Now $ \cos\theta=\pm\sqrt{1-\sin^2\theta} $, so setting $\:s=\sin\theta$, we obtain the irrational equation $$\pm4\sqrt{1-s^2}=5-3s \iff 16(1-s^2)=(5-3s)^2.$$ Of course, one possibly has to eliminate the solution(s) of this equation such that $\;|s|>1$.

Answer 2

One approach you can use, that keeps things relatively simple, is to do this:

First, rearrange the equation to $4 \cos \theta = 5 - 3 \sin \theta$.

Then, square both sides. On the left, you'll have $16 \cos^2 \theta$, which you can replace with $16(1 - \sin^2 \theta)$, and you can then reorganise everything into a quadratic equation in terms of $\sin \theta$.

Once you've solved that, though, you'll need to check the two answers you get, because one of them will not be a solution to the original equation (it gets added to the system when you square everything).

Answer 3

Hint:

Consider a right triangle $ABC$, with right angle in $A$, and with $a=5, \; b=3, \; c=4$.

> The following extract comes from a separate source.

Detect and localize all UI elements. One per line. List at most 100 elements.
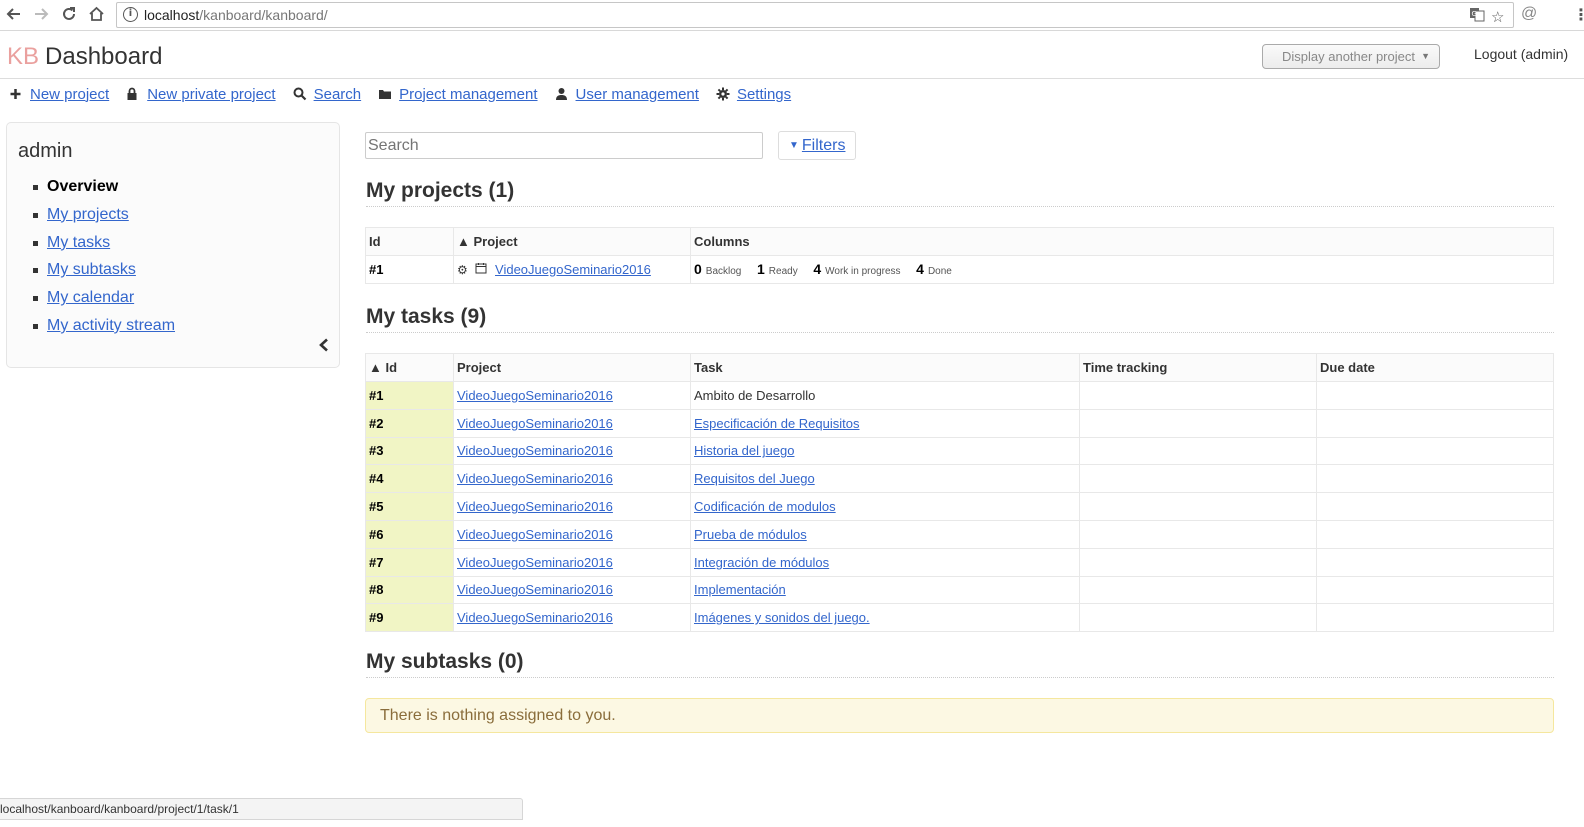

Then $\theta$ is the angle ...

Answer 4

There are various ways to solve the general problem of $$a \sin \theta + b \cos \theta = c$$

Way 1

A cool way to solve it is using the tan-half-angle substitution $t = \tan \left( \frac{\theta}{2} \right)$ with $$ \begin{aligned} \sin \theta & = \tfrac{2 t}{1+t^2} & \cos \theta & = \tfrac{1-t^2}{1+t^2} \end{aligned} $$

This turns the trig problem into a polynomial

$$ a \tfrac{2 t}{1+t^2} + b \tfrac{1-t^2}{1+t^2} = c $$ $$ 2 t a + (1-t^2) b = (1+t^2) c $$ $$ t = \frac{a \pm \sqrt{a^2 +b^2-c^2}}{b+c} $$

and finally $$ \boxed{ \theta = 2 \tan^{-1}(t) }$$

Way 2

Split the angle into two parts $\theta = x +y $ and expand the sine and cosine

$$ \sin \theta = \cos x \sin y + \sin x \cos y $$ $$ \cos \theta = \cos x \cos y - \sin x \sin y $$

Together you have

$$ a \left(\cos x \sin y + \sin x \cos y\right) + b \left(\cos x \cos y - \sin x \sin y\right) = c $$

which you re-arrange as

$$ \cos x \underbrace{ \left( b \cos y + a \sin y \right)}_{\text{make zero} } + \sin x \left(a \cos y -b \sin y \right) = c $$

Solve as two equations with $$b \cos y + a \sin y = 0 $$

$$ y = -\tan^{-1} \left(\tfrac{b}{a}\right) $$

and

$$ \sin x \left( a \cos y + b \sin y \right) = c $$

$$ \sin x \sqrt{a^2+b^2} = c $$

$$ x = \sin^{-1} \left( \tfrac{c}{\sqrt{a^2+b^2}} \right) $$

Or altogether

$$ \boxed{ \theta = \sin^{-1} \left( \tfrac{c}{\sqrt{a^2+b^2}} \right) -\tan^{-1} \left(\tfrac{b}{a}\right) } $$